Documentário sobre Melania Trump supera expectativas e arrecada US$ 7 milhões em estreia nos EUA
O aguardado documentário "Melania", que retrata a vida da ex-primeira-dama dos Estados Unidos, Melania Trump, estreou com uma arrecadação impressionante de US$ 7 milhões em ingressos nos cinemas norte-americanos. As estimativas divulgadas neste domingo (1º) revelam um desempenho acima das projeções iniciais, que variavam entre US$ 3 milhões e US$ 5 milhões, consolidando o filme como um sucesso dentro do gênero documental.
Investimento recorde e estratégia de lançamento diferenciada
O lançamento de "Melania" foi marcado por um investimento sem precedentes. A Amazon MGM Studios desembolsou US$ 40 milhões pelos direitos do filme, além de aproximadamente US$ 35 milhões em campanhas de marketing, totalizando um custo de produção que o torna o documentário mais caro já realizado. Dirigido por Brett Ratner, que retorna a Hollywood após um afastamento desde 2017, o filme estreou em 1.778 salas de cinema em todo o território norte-americano.
Contexto político e reações mistas da crítica
A estreia ocorreu em meio ao turbulento segundo mandato do presidente Donald Trump, que descreveu a produção como "imperdível". O documentário acompanha Melania Trump durante 20 dias em janeiro do ano passado, culminando na posse do segundo mandato de seu marido. Apesar do investimento elevado, que poderia ser considerado um fracasso para a maioria dos filmes, "Melania" estabeleceu um novo marco para documentários, registrando a melhor estreia do gênero em 14 anos, excluindo filmes de shows.
As críticas profissionais, no entanto, foram predominantemente negativas. Xan Brooks, do jornal britânico "The Guardian", comparou o filme a um "tributo medieval para apaziguar um rei ganancioso em seu trono". Já Owen Gleiberman, da "Variety", classificou a produção como um "infomercial cafona de inércia impressionante". Em contraste, o público que assistiu ao documentário no fim de semana reagiu de forma muito mais positiva, atribuindo uma nota "A" no CinemaScore.
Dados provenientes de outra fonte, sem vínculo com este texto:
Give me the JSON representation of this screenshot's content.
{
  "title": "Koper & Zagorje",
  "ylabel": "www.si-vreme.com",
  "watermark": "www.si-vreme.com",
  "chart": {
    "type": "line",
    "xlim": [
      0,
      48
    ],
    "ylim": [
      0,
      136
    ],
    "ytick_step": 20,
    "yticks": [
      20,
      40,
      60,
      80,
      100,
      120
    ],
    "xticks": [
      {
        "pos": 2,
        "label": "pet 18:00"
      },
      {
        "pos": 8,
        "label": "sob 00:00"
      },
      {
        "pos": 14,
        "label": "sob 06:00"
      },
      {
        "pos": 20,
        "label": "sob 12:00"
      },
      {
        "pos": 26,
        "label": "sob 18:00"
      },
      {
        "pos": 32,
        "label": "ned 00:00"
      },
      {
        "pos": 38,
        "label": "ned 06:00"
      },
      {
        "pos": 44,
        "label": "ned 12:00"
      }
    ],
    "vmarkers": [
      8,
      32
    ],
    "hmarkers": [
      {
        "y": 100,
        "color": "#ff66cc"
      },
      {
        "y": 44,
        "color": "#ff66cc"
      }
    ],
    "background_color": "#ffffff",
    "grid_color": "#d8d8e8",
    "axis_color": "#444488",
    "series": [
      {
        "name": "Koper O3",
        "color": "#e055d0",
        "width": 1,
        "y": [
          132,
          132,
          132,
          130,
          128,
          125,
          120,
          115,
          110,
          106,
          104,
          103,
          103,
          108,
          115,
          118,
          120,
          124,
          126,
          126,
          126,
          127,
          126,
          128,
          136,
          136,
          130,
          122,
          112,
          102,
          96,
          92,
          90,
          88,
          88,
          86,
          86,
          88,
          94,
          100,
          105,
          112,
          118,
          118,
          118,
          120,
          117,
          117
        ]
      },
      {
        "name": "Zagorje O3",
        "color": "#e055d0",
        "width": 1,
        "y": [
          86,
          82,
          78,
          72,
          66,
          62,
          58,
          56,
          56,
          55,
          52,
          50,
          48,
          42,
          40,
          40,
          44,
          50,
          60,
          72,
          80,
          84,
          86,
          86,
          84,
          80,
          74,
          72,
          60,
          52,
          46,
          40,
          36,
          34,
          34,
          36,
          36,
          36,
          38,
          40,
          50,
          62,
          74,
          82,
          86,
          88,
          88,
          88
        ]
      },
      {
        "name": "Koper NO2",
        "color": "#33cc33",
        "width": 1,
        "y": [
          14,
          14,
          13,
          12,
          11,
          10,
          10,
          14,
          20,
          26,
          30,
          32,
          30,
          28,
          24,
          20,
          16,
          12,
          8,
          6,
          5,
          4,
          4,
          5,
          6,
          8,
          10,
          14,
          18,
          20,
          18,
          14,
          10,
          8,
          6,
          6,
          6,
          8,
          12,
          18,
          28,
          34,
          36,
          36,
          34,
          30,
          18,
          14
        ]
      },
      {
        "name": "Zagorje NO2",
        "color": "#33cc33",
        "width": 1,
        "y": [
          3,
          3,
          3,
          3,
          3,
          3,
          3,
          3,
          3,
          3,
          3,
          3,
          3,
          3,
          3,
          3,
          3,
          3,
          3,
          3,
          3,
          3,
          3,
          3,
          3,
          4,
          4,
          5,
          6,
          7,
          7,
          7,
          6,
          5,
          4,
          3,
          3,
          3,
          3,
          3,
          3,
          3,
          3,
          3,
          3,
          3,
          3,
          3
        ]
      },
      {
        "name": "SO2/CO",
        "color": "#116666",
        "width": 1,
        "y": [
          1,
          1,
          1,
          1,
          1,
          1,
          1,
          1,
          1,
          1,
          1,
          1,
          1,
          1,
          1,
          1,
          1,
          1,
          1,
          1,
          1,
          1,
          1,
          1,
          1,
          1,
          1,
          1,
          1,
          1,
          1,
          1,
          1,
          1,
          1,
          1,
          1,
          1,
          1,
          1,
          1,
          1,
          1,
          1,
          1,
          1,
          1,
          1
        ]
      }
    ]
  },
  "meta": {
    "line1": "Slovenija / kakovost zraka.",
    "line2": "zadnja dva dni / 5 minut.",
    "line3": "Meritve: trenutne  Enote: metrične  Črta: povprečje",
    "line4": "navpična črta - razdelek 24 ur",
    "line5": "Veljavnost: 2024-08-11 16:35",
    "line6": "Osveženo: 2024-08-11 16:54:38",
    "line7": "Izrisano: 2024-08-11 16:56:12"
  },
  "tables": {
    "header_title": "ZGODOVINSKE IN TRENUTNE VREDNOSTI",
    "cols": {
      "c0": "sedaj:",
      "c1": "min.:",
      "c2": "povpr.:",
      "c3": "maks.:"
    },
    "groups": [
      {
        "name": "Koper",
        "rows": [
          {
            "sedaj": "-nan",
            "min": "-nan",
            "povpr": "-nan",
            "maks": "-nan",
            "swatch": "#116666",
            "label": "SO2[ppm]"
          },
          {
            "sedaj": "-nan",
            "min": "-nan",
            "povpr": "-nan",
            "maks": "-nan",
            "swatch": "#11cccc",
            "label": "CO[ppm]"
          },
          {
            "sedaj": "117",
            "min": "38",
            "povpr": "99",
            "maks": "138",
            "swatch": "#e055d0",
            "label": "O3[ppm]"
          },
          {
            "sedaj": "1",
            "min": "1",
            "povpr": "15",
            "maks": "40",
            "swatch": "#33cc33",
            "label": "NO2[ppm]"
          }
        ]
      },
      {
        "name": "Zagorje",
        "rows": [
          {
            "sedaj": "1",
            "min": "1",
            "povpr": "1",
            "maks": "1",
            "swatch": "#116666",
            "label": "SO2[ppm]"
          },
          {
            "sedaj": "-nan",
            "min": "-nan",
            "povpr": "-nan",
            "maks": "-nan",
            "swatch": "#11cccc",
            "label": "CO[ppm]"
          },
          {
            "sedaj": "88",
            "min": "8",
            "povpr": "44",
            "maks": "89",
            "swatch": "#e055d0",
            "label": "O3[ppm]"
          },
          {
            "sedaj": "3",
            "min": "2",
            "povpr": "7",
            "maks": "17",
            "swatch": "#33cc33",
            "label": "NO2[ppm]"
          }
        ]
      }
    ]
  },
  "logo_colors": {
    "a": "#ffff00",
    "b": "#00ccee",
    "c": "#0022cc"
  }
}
Perfil do público e eventos de lançamento exclusivos
A maioria dos espectadores era composta por pessoas com 55 anos ou mais (72%), mulheres (72%) e brancas (75%). O filme teve melhor desempenho no sul dos Estados Unidos, especialmente em estados como Flórida e Texas. Antes da estreia, eventos exclusivos marcaram o lançamento, incluindo uma pré-estreia de gala na Casa Branca, com a presença de figuras como o CEO da Amazon, Andy Jassy, o CEO da Apple, Tim Cook, e o ex-boxeador Mike Tyson.
Na quinta-feira (29), Donald Trump recebeu convidados para a estreia no Kennedy Center, com a participação de ministros e parlamentares. Durante o evento, o diretor Brett Ratner minimizou as expectativas de bilheteria, afirmando: "Não dá para esperar que um documentário vá bem nos cinemas". Apesar disso, o filme superou as projeções e se destacou no ranking de bilheteria.
Retorno polêmico de Brett Ratner e lançamento internacional
"Melania" marca o retorno de Brett Ratner à direção após ele ter sido acusado de má conduta sexual em 2017. Várias mulheres, incluindo a atriz Olivia Munn, acusaram o diretor de assédio e abuso sexual, alegações que Ratner nega veementemente. O documentário também foi lançado no Brasil e em outros países, com planos de ser disponibilizado na plataforma de streaming Prime Video após a exibição nos cinemas.
No fim de semana, o filme que liderou a bilheteria foi o suspense de sobrevivência "Socorro!", dirigido por Sam Raimi e estrelado por Rachel McAdams e Dylan O’Brien, que arrecadou US$ 20 milhões. Ainda assim, a curiosidade em torno do desempenho de "Melania" dominou as atenções, especialmente considerando o contexto político e o investimento massivo envolvido.